The newspaper business is abuzz about an essay by Poynter Institute Senior Scholar Roy Peter Clark, who proposes that a key step to saving the newspaper industry is to get journalists to actually read newspapers themselves. But wait, that's not all: Clark is very specific: "It is your duty as a journalist and a citizen to read the newspaper —emphasis on paper, not pixels."
But it gets even worse. This preposterous suggestion has ignited a firestorm of comments on the usually placid Poynter site (more than 60, at last count, which is a lot for Poynter), and what's really scary is how many of the respondents actually agree with Clark. They even boast about their own print newspaper reading habits, including that old chestnut about how holding a newspaper is such a great experience that you can't replicate online, and thus somehow sacred.
Good lord.
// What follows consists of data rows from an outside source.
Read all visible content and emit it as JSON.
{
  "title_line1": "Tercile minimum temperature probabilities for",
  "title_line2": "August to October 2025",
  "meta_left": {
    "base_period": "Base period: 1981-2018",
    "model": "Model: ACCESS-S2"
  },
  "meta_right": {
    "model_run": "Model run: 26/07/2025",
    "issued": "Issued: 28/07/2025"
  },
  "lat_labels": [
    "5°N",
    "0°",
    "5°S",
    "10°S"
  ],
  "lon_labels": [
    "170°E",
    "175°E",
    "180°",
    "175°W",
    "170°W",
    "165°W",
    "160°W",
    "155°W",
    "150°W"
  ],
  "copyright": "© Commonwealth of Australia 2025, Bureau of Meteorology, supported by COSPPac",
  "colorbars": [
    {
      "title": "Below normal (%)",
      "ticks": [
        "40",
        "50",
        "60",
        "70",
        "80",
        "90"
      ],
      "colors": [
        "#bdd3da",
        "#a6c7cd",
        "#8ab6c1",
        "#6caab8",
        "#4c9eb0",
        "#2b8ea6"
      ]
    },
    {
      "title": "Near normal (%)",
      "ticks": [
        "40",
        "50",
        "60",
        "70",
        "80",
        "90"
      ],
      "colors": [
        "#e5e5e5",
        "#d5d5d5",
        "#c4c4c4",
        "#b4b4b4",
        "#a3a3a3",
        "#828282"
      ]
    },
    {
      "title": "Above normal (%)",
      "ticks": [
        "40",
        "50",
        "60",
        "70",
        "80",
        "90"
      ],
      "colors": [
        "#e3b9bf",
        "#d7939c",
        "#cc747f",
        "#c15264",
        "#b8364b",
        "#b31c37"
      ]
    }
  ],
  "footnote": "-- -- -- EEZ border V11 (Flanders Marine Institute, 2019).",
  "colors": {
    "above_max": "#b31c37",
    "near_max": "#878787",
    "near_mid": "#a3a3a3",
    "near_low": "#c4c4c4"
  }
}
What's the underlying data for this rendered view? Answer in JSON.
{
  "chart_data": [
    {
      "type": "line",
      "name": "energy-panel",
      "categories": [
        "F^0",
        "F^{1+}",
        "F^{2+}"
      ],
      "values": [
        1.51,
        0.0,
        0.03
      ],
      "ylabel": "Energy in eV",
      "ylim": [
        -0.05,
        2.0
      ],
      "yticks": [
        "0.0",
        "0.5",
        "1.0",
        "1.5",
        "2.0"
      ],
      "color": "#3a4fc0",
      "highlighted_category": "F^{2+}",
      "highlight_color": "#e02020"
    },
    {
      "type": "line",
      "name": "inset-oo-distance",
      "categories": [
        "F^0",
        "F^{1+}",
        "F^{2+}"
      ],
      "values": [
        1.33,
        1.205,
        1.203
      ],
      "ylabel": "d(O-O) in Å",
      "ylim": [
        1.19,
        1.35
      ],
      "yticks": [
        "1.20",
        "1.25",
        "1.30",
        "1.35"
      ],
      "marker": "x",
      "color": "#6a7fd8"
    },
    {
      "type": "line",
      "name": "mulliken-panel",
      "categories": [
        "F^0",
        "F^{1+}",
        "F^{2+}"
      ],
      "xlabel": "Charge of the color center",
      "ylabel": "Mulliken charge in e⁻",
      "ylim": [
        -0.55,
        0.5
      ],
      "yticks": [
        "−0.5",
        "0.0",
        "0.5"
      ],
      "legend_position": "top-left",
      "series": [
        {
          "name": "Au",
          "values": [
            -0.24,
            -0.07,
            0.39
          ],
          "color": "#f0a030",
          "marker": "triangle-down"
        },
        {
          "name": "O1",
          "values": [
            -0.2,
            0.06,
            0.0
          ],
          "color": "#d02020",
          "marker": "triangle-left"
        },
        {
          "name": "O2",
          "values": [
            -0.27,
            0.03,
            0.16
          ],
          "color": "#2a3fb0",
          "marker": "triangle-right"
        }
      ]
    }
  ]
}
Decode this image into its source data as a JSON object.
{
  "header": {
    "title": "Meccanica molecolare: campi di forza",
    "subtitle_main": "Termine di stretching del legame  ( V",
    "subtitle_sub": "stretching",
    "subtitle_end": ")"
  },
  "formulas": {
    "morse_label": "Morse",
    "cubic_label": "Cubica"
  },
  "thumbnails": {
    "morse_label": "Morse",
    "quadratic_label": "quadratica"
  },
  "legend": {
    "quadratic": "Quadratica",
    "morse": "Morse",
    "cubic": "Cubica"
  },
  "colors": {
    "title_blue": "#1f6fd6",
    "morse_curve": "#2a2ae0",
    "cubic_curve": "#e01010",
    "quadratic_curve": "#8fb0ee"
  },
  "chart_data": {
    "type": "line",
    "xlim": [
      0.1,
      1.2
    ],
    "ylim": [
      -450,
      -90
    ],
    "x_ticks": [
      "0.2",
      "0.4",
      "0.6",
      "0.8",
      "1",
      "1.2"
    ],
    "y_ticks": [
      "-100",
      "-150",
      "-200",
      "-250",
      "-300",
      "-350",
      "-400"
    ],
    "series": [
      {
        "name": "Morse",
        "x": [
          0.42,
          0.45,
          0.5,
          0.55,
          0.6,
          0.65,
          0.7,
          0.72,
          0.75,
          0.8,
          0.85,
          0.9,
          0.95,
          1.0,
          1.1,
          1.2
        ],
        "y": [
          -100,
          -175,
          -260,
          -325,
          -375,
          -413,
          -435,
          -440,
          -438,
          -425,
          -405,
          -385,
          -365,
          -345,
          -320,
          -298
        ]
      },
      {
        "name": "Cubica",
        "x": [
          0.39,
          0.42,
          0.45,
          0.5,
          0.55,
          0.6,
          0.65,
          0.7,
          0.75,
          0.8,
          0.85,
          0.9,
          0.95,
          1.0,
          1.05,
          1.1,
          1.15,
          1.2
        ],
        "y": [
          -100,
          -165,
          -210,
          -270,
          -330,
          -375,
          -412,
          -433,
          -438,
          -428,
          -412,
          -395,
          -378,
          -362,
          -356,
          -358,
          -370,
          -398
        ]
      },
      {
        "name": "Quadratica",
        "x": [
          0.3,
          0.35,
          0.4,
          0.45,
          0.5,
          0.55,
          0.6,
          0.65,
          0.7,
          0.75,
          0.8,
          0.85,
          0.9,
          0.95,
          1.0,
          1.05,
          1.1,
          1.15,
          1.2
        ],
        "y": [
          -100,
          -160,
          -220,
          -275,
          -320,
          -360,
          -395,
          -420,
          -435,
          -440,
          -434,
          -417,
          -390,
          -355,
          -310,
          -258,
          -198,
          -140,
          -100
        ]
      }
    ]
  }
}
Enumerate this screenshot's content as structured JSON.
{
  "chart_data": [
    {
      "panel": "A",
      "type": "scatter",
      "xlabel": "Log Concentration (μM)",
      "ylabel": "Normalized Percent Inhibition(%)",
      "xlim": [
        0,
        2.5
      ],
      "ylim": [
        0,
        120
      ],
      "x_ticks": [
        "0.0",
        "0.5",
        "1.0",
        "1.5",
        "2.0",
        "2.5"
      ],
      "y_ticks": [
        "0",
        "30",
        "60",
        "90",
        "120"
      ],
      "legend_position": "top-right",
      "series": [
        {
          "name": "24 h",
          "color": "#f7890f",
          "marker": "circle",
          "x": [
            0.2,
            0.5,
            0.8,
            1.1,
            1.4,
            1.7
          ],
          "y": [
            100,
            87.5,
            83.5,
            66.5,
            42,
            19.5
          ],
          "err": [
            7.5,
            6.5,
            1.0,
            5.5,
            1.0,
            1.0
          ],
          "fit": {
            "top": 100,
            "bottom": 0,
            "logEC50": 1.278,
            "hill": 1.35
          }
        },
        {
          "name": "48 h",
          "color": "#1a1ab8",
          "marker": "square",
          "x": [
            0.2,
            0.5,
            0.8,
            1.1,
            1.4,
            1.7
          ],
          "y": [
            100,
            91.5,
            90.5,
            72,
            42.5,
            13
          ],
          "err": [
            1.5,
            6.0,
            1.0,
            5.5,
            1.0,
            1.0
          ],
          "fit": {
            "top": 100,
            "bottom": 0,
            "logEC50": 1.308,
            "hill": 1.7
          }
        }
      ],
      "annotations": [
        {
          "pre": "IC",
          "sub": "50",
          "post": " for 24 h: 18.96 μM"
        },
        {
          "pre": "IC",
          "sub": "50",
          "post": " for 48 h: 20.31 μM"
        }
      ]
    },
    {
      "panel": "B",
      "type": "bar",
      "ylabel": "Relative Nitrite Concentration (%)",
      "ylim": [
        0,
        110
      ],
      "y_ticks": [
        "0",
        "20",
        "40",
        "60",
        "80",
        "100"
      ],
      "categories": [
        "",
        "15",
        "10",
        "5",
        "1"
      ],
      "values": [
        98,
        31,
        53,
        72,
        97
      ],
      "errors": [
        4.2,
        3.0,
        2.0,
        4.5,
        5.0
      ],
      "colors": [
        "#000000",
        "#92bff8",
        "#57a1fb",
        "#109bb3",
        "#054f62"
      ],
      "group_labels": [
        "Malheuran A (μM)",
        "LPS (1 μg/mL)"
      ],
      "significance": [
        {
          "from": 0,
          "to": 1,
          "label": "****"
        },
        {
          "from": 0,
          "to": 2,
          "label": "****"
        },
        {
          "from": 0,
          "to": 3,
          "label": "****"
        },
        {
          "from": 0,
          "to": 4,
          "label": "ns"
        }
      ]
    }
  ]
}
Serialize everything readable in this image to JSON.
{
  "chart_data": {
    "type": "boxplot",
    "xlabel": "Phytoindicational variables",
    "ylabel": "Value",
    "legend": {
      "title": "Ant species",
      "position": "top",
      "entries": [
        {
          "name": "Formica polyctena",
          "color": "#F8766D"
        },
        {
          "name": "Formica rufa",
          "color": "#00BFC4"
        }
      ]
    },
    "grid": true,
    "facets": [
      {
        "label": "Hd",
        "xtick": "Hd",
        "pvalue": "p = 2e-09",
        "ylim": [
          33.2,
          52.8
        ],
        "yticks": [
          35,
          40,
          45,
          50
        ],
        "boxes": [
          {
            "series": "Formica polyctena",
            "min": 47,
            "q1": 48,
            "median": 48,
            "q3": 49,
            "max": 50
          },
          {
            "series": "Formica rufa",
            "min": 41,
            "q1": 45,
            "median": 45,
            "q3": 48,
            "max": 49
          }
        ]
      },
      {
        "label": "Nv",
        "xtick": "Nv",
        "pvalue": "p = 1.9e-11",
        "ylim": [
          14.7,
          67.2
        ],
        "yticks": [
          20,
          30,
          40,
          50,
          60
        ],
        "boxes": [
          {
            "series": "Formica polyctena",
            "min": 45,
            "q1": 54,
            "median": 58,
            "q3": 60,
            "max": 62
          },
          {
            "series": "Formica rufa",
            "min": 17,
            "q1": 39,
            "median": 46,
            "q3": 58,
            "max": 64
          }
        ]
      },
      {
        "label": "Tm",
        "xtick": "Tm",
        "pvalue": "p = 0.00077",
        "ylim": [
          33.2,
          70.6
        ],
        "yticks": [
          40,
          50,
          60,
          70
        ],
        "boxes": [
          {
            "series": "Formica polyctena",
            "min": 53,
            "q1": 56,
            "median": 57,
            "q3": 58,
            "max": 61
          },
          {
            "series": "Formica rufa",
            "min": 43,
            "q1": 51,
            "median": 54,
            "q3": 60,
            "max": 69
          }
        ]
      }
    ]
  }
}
To borrow a great coinage from Howard Owens, the "newsroom turtles" are out in force here, clinging to the idea that newsprint is somehow the perfect way to present news, and stubbornly believing that the print product will survive if we just wish it to be so.
Reality is different, and Luddites like Clark are falling into the same classic trap--widely taught in business schools--that the railroads fell into a century ago: Faced with competiton from upstart airlines and automobiles, railroads clung to their romantic view of themselves as train operators, without understanding that they were actually in the transportation business, and that the mode of transportation was secondary. You know the rest of that story.
Those like Clark who confusedly and romantically think that newspapers are in the "paper" business, and not in the "news" business, are on the road to the same fate. Internet, RSS, video, iPhone, Flash, smoke signals, carrier pigeons—hell, it doesn't matter how you get the story out. Just make sure you know you're in the journalism business, not in the printing business, and accept that the printed newspaper may soon be a thing of the past.
What's interesting about many of these responses is how many of these smart, middle-aged people reveal that they generally don't read print newspapers anymore themselves. I'm another—online is simply a better medium for most news and journalism, and it doesn't kill a few forests of trees every day to do it. Electronic news is becoming increasingly portable, and will be more so in the years to come, further eroding the one of the newspaper's last advantages.
Stop clinging to the printed newspaper and start thinking about how to work with new technologies to publish and distribute the news and journalism that is so important. Don't be a turtle!